The train doesn’t just stop, it’s nearly taken out by an avalanche. A knife isn’t just discovered, it’s literally found stabbed into a character’s back. Characters have been changed to allow a more diverse cast – which I applaud – but making Arbuthnot a soldier turned doctor is a change that makes very little sense. The claustrophobia of the original is lost by having workers turn up almost immediately to dig the train out. Several scenes are filmed outside, with workers surrounding the train digging it out. Some of these undermine the original or are a little silly.

The suspect assemble

But I’m being really hard on this film because there are major flashes of promise here. Not least in Branagh’s performance as Poirot. I’m very confident in saying that, after David Suchet of course, this is the second best Poirot committed to film. The first thing anyone will notice is of course the moustache. Yes it looks absurd, but you attune to it quickly. It’s also a plot point: Poirot uses it, and his eccentricities, to lure people (Columbo style) into a false sense of security. When the film relaxes into just letting Poirot investigate (and hues closer to the original), Branagh gives Poirot a warm humanity and gentleness. His eyes are a wonder – intense disks of sadness. 
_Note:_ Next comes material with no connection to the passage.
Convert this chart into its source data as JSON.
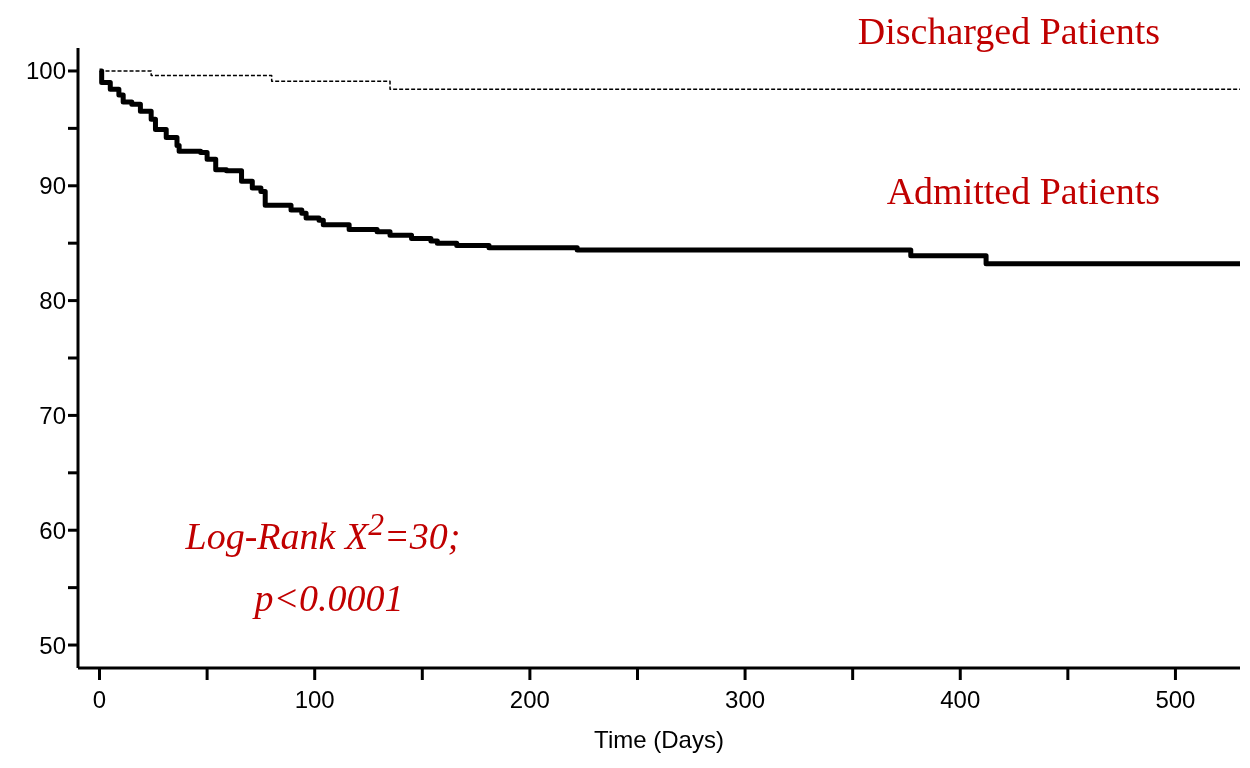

Branagh gives Poirot a love of order and justice that defines his world view – and the film introduces a moral conundrum for Poirot in the solution of the crime. I would say David Suchet’s TV version did this better – stressing Poirot’s Catholicism and belief in the rule of law as major factors that conflict him when confronted with the solution. But Branagh captures a real sense of Poirot’s conflict (even if the solution reveal is overplayed and overshot – right down to a “last supper” style tableaux in a railway tunnel) and his sadness, confusion and decency are really lovely – there is even a very neat touch with him forgetting to straight and smarten his appearance, as he deals with the ramifications of his solution to the murder. He looks like cartoon character, but he makes Poirot a real man. I would definitely like to see him do the role again.

The rest of the all-star cast rather struggle for crumbs, as the focus remains solidly on Poirot (largely because the film is intended as the possible first in a series). Tom Bateman is excellent as Bouc, charming and endearing but also given a character arc that sees him develop and change. Of the stars, Depp is suitably grimy as Ratchett, Pfeiffer imperiously stylish and skittish as Hubbard and Odum Jnr affecting as Arbuthnot. I was very taken with Daisy Ridley’s Mary Debenham, a young charm hiding steel underneath. Dafoe, Dench, Colman, Jacobi and the rest are given little to do but are reliably excellent when they are. Others like Cruz feel wasted. 

When the film focuses on Poirot simply investigating, it is very good. Each interrogation of the passengers is brilliantly played by Branagh – Poirot subtly adjusting his methods and approach depending on the person he is talking to. Poirot’s introduction sequence in Jerusalem has a playful Sherlock feel to it: Poirot solving a crime in seconds (having been dragged from his hotel, where he pickily demands eggs that are perfectly equal), including accurately predicting how the criminal will try and escape. There are lots of lovely moments – but just when you settle down to enjoy it, something wildly over-the-top or silly happens.

Murder on the Orient Express is by no stretch of the imagination a bad movie. In some places, it’s charming and a lot of fun. If it’s designed for watching on a bank holiday afternoon it works very well. But it’s, at best, the third best version of this story on film (after the 1974 Lumet film and the Suchet TV version). Do we really need to watch the third best version of an already familiar story? If we could transplant Branagh’s performance into Lumet’s film, now that would be something. But as it is, we’ve got a decent if flawed film that just tries too hard to do too much.